It’s been 6 months since the Penultimate Burr Box Set was released by Cubicdissection. I figured that most people have already solved all 898 of the puzzle challenges by now and that the sets were starting to collect a layer of dust. Instead of generating hundreds of additional 6-piece burr challenges, I decided to determine if I could find a burr puzzle that required more than 6 pieces. In essence, I was looking for the ultimate Penultimate Burr Box Set challenge.

The picture above shows the result of that search. This shape can be constructed with 2 different sets of pieces, each with a unique solution and a 1.2.2.2 level of difficulty. However, the only difference between the 2 sets is the substitution of one piece and the substituted piece is only different by 1 cubie. In effect, there is really only one puzzle. The pieces used are deferred to the bottom of the post in case you wanted to figure out which 8 of the 27 pieces are required to build the shape as part of the solving process. For the sane readers, just keep reading.

To come up with this bonus, I experimented with several shapes using BurrTools until I found this one.
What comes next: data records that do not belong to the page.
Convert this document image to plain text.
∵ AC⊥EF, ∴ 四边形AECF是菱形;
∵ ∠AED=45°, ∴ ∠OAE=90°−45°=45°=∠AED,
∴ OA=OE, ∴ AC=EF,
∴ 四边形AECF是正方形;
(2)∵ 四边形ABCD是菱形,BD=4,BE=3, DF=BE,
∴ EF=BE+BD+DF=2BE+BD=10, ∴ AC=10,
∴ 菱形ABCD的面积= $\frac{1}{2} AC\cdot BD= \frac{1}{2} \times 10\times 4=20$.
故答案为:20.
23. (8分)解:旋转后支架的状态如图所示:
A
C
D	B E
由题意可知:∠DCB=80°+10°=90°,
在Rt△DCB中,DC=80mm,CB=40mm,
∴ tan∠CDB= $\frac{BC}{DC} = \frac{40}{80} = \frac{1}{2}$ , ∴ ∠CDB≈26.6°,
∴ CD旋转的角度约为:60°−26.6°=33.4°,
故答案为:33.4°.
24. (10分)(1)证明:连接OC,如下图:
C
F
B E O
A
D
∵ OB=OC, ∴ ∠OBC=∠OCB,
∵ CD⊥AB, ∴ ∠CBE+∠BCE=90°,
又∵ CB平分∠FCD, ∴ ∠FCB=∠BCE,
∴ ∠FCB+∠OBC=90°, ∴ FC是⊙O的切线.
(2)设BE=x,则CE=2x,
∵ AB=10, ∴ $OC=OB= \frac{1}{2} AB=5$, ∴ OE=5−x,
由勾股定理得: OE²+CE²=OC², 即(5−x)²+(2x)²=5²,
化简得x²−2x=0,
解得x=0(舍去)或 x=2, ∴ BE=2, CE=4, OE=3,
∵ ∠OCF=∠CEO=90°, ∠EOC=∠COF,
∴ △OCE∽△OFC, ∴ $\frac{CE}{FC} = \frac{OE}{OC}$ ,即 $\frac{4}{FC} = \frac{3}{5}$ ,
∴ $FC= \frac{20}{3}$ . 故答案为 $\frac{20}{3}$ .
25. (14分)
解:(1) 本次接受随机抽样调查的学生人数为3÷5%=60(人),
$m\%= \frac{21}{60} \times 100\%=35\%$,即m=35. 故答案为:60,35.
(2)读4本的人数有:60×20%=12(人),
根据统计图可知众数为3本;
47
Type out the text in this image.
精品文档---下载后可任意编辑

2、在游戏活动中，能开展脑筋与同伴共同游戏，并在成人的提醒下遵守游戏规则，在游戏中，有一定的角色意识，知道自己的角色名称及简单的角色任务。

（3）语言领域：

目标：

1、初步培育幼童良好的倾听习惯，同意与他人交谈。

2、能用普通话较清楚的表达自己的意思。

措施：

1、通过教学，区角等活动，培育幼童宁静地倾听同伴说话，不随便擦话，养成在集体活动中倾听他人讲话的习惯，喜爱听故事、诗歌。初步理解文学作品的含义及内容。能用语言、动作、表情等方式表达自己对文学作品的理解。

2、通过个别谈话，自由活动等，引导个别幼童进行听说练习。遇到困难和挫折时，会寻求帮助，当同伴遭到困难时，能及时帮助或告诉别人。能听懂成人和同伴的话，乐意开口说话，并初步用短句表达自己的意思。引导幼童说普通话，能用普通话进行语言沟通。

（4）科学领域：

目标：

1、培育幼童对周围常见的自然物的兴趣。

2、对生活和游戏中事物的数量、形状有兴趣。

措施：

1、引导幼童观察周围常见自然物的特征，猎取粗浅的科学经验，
Here is a timeline of my experience testing it:

**0 minutes**: With 8 pieces, this looks like a daunting task. Complex Burrs with more than 6 pieces sometimes use different colors for pieces based on their orientation to help the solving process. Of course, all these pieces are of the same type of wood and nothing special has been done to aid the solving process. Then again, this puzzle wasn’t specifically designed to be difficult by an evil (I use this word in the most affectionate way possible) puzzle designer.**5 minutes**: OK, I think that I know which pieces are the 4 that go together, which I will refer to as frame pieces, and the 4 that cross each other inside it, which I will refer to as cross pieces. I already have 7 pieces in place. How hard can it be to add 1 more? I’ll probably have to shuffle some pieces around, but it shouldn’t be a big deal. I’m also pretty sure what the last piece to be added is.**10 minutes**: I now have 7 pieces where it looks like the last piece would fit inside. However, there are 48 possible assemblies and only 1 can be constructed. After some fiddling around, this one doesn’t seem to be the lucky one.

Wrong Orientation! **15 minutes**: I’ve got them all together! Wait a minute. They aren’t in the correct orientation. However, I’m pleased to have found another symmetric target shape. I decided to check out my clever new shape in BurrTools. In seconds, BurrTools started laughing and informed me that there at 92 different ways to construct that shape with those pieces. 92 different ways! If you dropped the pieces on the table they would probably fall into that shape. OK, so let’s call that the easy, warm-up objective.**1 hour**: Uh, maybe all this trial and error isn’t the way to go. I keep doing the same thing over and over. Time to break down and start thinking about it. There are 48 different ways to put the 4 frame pieces together and then there are 24,576 ways to place the 4 cross pieces inside, resulting in 1,179,648 different combinations and that is assuming that I was correct in the division of pieces. Given these numbers, most puzzlers take the lazy way out and start thinking about how to solve the problem. It seems that 2 of the cross pieces have to work together and this appears to lock up the 4 frame pieces where you can’t add the other 2 cross pieces.**1 hour, 15 minutes**: Solved! For me, the trick was figuring out what the second to last piece to be added was and arranging all the other pieces so that this move could be accomplished.

Any excuse to pull out the Penultimate Burr Box Set is a good one. The set is beautiful and well crafted. The pieces are spot on and a pleasure to play with. Cubicdissection did a fantastic job making these sets and I always enjoy spending time with it.

The pieces required to make the ultimate Penultimate Burr Box Set challenge puzzle are: 5, 6, 7, 8, 9, 10, 15, and 12 (or 17 instead of 12).